Herman Gordijn (16 May 1932 — 25 May 2017) was a Dutch painter and graphic artist.

Gordijn was born in The Hague in 1932. He graduated from the Royal Academy of Art and had his first personal exhibition in Kuntstzaal in the Hague in 1958. In 1960, he moved to Amsterdam.

In 1992 Gordijn decided to mainly draw Amsterdam cityscapes, which eventually resulted in the graphic series The Herman Gordijn's Amsterdam (Het Amsterdam van Herman Gordijn). In 1997, it was shown as a solo exhibition at Amsterdam Historical Museum. There was also a documentary made at the time about the series which was shown on the national TV.

In 2009, a retrospective of his works was shown in Museum de Fundatie in Zwolle.
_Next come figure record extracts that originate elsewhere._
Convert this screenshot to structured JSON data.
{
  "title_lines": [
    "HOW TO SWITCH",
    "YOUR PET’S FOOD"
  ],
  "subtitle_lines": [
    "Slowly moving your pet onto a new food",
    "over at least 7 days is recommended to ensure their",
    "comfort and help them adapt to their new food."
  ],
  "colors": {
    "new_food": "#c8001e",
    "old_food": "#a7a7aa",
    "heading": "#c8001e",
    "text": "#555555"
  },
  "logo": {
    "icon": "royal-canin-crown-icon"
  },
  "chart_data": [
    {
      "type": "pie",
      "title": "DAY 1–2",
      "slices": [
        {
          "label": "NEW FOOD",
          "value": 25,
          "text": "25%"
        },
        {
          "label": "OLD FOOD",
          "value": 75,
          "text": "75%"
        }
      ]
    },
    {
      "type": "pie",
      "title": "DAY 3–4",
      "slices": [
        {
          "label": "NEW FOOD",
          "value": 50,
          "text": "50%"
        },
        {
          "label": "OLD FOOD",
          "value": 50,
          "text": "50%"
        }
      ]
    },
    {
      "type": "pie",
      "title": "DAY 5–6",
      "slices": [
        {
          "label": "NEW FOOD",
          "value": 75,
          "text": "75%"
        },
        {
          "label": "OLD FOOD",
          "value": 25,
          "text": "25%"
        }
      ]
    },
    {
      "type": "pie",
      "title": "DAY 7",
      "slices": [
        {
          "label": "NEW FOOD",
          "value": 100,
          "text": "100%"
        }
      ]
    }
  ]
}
At the age of 27, Gordijn was hired by the theater director Walter Kous to develop decorations for his production of the play Suddenly Last Summer by Tennessee Williams. The production was premiered on 10 March 1960 together with another play by Williams, Lord Byron's Love Letter, in which production Gordijn was involved as well. This opened a long career for Gordijn as theater decorator and designer. He participated in 36 productions and stopped in 1969, when he started teaching part-time at Gerrit Rietveld Academie.

Gordijn died on 25 May 2017 at the age of 85, a month before the retrospective exhibition of his works was opened in Museum MORE in Gorssel.